The [speech] command.
Introduction
The speech command lets you interact with the speech
synthesizer. Alpha currently has one speech synthesizer which can be
manipulated with the following commands.
Synopsis
The formal syntax of the [speech] command is:
speech subcommand ?options? |
The possible subcommands are described below.
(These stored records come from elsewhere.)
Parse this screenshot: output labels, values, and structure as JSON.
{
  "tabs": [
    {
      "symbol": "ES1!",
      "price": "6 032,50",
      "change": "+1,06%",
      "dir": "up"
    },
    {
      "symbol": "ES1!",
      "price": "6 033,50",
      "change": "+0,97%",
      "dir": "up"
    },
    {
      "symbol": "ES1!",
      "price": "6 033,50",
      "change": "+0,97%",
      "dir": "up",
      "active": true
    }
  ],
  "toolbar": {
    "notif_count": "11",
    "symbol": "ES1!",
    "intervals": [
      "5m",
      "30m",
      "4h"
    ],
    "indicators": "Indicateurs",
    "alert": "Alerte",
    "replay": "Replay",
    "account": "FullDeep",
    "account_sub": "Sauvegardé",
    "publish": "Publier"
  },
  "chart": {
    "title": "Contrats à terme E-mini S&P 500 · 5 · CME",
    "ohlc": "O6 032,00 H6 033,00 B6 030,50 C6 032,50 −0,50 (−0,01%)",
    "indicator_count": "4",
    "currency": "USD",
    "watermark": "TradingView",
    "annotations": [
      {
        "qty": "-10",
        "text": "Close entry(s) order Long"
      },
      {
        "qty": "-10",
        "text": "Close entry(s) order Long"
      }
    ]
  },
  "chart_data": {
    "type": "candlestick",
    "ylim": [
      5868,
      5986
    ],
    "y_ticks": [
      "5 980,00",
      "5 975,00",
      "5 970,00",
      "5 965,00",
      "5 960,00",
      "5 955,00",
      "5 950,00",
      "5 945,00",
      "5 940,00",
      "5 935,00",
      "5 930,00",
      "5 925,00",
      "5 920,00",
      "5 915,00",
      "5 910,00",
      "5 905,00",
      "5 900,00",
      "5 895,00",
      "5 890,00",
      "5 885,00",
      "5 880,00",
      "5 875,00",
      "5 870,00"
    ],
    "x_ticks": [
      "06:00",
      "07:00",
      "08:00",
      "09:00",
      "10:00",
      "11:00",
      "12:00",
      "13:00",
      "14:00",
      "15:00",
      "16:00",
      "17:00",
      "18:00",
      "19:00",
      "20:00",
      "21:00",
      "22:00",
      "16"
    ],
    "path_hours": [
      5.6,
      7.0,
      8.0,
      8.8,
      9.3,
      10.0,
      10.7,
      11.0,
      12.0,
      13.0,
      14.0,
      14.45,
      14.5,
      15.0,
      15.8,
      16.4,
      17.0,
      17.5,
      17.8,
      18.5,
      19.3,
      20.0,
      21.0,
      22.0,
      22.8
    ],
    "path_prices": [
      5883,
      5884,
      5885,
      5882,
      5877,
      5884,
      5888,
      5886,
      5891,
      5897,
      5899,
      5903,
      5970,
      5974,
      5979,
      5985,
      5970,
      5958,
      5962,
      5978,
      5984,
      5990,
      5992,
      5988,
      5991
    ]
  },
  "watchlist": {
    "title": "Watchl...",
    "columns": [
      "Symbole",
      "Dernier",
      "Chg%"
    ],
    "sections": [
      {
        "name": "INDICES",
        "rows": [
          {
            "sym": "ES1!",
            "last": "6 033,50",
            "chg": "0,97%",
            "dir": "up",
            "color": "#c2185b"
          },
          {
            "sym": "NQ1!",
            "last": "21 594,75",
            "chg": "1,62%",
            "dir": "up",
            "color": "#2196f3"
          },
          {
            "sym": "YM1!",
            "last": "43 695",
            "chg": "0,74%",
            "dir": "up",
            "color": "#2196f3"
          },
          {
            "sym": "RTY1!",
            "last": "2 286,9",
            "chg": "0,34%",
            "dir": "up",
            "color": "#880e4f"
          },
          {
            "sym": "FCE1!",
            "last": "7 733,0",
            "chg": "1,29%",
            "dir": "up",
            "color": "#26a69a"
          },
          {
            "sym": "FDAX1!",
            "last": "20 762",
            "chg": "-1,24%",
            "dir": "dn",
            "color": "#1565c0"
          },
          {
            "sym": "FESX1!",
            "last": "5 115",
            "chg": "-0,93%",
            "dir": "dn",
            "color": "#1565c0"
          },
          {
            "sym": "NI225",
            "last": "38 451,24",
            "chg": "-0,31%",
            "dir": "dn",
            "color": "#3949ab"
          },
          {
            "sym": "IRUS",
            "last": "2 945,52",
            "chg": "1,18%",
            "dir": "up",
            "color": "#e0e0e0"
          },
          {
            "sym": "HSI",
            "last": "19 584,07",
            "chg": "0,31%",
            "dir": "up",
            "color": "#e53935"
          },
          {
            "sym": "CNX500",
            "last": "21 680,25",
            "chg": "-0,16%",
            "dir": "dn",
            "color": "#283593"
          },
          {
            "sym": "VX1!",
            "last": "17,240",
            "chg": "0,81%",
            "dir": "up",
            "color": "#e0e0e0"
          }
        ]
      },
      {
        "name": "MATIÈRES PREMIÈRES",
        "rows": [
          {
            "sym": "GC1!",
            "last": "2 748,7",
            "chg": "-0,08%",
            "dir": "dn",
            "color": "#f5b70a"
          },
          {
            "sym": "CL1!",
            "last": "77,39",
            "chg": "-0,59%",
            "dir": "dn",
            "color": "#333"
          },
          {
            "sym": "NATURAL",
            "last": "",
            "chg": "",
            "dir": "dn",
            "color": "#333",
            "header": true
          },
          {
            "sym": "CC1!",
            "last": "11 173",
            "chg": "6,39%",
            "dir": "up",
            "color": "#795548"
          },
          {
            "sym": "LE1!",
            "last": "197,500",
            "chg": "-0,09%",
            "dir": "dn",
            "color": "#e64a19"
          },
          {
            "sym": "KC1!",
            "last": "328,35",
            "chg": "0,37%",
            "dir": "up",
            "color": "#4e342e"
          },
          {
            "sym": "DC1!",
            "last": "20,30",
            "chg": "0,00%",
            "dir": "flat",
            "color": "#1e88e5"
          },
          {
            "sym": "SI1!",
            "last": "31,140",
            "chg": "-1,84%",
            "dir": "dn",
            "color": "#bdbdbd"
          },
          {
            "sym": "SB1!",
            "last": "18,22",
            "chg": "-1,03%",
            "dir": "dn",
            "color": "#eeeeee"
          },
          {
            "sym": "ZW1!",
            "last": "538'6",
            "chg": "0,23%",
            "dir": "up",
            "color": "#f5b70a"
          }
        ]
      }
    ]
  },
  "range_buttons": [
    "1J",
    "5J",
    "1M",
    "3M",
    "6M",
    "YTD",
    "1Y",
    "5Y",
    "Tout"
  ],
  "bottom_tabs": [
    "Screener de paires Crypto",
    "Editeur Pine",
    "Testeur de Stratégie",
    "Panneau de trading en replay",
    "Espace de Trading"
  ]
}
Depending on the
subcommand, some options may be specified.
Speech subcommands
The [attributes] subcommand
This subcommand returns the attribute dictionary of a voice.
The complete syntax is:
speech attributes voice
The voice argument is the name of a voice (see the
voices subcommand).
The dictionary contains the following keys:
- name
- The name of the voice suitable for display.
- age
- The perceived age (in years) of the voice.
- gender
- The perceived gender of the voice.
- demo
- A demonstration string to speak.
- locale
- The canonical locale identifier string describing the voice's locale.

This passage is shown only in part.